January 14, 2015 – A Safe Place to Heal

-by Rev. Jeff Gannon

Last week, I was sharing the Wall Street Journal Weekend Edition article titled, “”Europe’s Empty Churches Go on Sale.” Naftali Bendavid, the journalist, created quite a stir within my soul.

Last week in my blog, I was reflecting on the journalist’s claim that Christianity is declining at a rapid rate in Europe and based on current trends, America is not too far behind. I am not interested in getting on the negative bandwagon just to have something to complain and worry about. When we feel fear or perceive threat, it is very easy to do that. I am more interested in solutions. I want, through this blog, to name the issues and seek creative solutions together.

The demographics are clear about our current reality in the neighborhood around Chapel Hill. According to Percept, a national demographics company, 16% or less of the persons who live within three miles of Chapel Hill to the east, attend worship services on a regular basis (two times a month is the average of a regular church-goer in 2015).

To say it differently, 75% of our neighbors do not attend worship services regularly, if at all.

What are we going to do about it? Does this statistic create a stir in our souls individually or in our collective soul as a congregation?

I am of the opinion the words of St. Augustine still ring true today, “Our hearts are restless until they come to rest in Thee.” I think each one of us has a spiritual longing only God can fulfill. We see the “itch” in the tragedy of people’s lives – addiction, suicide, domestic abuse, etc. The human soul is seeking pleasure and purpose in all the wrong places. The challenge we face as a faith community is to know where the “itch” is and “scratch” accordingly.

Without being too simplistic for a complex problem, generally speaking, the faith community often “scratches” where people do not “itch.”

For the next several weeks, I want to talk about an “itch” and a “scratch,” a problem and a potential solution.

One of the “itches” of our neighborhood….the high rate of divorce. You have heard the national statistic that 50% of all marriages fail. Interestingly enough, in Sedgwick County (albeit does not include Butler of which many who reside in our neighborhood are a part) the divorce rate is 78%. The only County in the State of Kansas with a higher divorce rate is Reno (Hutchinson) and at last check is was 87%. I was surprised Johnson County was not as high as Sedgwick and Reno Counties.
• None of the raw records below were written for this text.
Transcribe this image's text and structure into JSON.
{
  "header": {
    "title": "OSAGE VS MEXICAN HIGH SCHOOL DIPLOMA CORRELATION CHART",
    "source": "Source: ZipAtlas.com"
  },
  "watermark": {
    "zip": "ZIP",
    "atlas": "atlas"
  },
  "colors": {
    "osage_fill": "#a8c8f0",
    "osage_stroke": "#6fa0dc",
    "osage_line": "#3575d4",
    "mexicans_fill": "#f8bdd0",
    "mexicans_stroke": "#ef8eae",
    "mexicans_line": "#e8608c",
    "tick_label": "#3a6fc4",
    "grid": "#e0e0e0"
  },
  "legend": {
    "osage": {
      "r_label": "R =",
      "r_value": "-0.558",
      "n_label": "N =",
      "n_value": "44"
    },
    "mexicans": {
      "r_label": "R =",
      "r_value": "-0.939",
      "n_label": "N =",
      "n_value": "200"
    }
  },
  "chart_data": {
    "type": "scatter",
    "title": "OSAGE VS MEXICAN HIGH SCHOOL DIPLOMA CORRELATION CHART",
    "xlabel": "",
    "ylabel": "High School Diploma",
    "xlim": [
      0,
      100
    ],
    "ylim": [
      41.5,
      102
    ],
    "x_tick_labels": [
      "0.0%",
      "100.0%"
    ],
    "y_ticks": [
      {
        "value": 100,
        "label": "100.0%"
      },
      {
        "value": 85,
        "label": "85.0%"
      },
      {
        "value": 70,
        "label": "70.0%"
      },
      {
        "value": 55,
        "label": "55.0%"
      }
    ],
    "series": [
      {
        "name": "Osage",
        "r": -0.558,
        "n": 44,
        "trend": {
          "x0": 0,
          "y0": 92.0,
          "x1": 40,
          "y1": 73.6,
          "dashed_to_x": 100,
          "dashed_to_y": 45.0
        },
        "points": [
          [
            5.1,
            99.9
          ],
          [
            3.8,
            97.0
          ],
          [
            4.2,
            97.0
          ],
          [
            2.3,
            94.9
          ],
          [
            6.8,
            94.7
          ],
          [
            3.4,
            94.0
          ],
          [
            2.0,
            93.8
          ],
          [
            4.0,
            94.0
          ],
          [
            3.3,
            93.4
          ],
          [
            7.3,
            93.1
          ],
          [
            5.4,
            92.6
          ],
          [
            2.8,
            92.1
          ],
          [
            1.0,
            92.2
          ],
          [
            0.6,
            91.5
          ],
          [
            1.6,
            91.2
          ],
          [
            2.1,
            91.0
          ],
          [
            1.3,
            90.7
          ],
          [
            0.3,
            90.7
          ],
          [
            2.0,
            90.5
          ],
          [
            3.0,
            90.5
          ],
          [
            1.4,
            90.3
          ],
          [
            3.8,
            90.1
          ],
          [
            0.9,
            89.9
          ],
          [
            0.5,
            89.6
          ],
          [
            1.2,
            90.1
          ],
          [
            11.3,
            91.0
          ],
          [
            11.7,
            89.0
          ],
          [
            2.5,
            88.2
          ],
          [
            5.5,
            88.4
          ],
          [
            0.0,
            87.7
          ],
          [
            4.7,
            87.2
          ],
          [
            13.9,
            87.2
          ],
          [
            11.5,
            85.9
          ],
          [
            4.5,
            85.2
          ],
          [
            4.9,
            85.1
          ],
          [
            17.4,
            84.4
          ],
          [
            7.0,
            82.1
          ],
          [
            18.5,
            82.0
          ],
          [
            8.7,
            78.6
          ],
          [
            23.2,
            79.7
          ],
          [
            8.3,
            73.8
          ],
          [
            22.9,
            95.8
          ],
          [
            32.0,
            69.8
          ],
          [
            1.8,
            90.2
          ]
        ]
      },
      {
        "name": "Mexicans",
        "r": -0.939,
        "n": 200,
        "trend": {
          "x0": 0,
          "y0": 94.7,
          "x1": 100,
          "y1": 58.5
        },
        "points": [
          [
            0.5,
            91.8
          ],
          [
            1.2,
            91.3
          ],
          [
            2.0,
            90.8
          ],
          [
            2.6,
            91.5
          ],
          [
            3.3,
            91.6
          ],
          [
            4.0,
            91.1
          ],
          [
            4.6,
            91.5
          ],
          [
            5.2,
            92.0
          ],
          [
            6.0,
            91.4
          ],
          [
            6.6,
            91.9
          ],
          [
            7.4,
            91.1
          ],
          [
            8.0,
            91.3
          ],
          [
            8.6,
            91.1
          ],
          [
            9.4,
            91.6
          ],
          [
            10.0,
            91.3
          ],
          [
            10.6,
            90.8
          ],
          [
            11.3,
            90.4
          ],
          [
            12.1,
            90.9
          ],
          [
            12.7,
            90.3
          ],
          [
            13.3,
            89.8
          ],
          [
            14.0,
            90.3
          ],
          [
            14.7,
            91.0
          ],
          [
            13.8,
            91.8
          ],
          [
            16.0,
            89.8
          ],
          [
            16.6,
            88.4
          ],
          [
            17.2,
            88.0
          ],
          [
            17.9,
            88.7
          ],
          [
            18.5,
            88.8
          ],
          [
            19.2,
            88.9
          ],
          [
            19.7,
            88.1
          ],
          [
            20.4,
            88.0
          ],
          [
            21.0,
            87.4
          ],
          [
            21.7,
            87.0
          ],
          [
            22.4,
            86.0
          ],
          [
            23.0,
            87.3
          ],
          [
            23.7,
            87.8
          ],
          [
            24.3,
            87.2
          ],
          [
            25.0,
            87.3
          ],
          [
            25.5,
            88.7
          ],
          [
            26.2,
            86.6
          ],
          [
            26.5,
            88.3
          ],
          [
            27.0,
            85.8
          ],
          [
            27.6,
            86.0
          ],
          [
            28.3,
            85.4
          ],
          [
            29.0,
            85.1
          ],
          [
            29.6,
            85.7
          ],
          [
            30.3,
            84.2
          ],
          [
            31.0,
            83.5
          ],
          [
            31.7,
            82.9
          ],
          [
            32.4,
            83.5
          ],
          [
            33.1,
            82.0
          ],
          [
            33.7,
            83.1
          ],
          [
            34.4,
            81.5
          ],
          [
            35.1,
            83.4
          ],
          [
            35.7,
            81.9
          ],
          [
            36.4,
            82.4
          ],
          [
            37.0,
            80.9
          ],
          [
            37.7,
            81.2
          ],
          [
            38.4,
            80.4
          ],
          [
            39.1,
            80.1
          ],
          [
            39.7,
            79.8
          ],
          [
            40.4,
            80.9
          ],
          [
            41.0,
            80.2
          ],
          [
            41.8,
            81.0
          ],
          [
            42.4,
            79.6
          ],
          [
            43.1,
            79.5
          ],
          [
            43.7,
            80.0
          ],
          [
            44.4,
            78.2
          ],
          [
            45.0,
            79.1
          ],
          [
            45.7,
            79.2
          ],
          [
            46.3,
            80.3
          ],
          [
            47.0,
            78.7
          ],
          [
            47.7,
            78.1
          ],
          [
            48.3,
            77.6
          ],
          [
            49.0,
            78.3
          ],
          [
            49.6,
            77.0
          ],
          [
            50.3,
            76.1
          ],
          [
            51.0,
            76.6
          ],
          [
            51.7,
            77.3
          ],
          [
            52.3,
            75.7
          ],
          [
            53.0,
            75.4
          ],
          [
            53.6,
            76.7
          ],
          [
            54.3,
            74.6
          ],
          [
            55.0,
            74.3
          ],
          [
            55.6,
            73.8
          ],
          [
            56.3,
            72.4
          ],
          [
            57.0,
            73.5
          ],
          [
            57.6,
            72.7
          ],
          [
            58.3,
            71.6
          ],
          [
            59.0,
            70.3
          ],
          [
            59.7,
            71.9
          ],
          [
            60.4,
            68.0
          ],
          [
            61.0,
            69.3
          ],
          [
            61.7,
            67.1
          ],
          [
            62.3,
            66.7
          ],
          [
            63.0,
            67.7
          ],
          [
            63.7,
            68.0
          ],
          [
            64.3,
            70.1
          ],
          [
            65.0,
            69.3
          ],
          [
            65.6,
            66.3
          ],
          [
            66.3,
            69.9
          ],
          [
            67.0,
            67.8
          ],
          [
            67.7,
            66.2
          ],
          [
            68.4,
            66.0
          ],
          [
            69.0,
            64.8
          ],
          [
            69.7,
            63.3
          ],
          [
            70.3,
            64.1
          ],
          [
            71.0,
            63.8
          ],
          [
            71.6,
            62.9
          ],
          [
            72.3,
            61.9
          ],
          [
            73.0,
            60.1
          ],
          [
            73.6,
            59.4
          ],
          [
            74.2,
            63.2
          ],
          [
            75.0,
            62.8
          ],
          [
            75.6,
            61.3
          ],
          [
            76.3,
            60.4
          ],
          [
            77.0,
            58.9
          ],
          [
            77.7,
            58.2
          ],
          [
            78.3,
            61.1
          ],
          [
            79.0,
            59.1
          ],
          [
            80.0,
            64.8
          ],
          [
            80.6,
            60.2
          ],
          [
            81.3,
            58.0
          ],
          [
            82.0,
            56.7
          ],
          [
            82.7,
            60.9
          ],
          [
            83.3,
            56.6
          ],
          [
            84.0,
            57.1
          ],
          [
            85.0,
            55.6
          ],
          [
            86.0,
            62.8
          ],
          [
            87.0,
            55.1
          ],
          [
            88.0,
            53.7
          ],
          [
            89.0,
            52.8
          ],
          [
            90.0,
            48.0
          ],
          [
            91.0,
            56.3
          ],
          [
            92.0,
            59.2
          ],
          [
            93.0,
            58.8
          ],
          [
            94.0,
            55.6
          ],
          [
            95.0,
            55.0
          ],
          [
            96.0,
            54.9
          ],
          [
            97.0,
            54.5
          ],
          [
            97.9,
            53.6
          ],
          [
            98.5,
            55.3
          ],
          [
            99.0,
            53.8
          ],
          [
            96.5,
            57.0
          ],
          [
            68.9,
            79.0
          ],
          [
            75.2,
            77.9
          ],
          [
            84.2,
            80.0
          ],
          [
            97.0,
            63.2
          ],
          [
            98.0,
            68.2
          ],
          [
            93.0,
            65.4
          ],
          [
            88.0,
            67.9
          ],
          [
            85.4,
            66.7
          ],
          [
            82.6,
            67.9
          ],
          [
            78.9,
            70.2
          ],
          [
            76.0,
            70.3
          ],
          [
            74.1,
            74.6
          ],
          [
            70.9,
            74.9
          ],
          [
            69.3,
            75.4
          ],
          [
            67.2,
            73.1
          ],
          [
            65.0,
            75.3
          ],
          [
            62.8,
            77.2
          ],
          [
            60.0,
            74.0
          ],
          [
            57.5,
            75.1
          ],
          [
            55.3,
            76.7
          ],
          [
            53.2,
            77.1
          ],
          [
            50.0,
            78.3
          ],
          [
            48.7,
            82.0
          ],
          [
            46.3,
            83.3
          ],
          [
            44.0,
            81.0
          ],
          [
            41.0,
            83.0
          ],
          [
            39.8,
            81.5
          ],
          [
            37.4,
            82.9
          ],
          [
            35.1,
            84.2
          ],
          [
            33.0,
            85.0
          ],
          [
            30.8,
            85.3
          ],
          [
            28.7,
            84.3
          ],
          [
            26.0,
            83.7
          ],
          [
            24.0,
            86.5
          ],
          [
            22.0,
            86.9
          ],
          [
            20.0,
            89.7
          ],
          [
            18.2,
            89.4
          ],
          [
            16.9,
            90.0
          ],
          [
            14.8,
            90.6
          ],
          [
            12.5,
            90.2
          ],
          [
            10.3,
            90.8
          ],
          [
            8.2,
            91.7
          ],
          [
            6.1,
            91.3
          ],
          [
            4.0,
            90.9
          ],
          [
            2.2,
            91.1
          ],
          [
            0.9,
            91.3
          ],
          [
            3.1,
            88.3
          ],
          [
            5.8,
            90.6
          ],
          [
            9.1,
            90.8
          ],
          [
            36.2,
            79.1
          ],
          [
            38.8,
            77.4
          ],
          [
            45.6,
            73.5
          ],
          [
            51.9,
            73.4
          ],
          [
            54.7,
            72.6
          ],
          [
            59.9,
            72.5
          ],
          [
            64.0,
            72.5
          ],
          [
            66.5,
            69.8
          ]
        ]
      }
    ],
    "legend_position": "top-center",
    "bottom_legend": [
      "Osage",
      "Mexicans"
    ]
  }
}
What are we as a faith community called Chapel Hill going to about this current reality?

First, we are going to live our mission and not condemn anyone. This is not about judgment, this is about healing and wholeness. We are going to be faithful to our mission and preach a message of grace and forgiveness. When persons are broken, they need a safe place to heal.

Secondly, following spring break we will be offering a class on healthy marriages on Wednesday nights from 6:30 to 7:30 p.m., with children and youth in Christian education.

Thirdly, during the month of May, we always have a sermon series on how to heal and grow our relationships. We will do the same each year.

Fourthly, I want to hear from you….what are we not doing, and what could we be doing? What are your ideas of how to be relevant to our neighborhood when it comes to this issue? Please let me know….please email me at jgannon@chapelhillwichita.org

Have a blessed week and please join me in praying for the families in our neighborhood who need the healing touch of Jesus.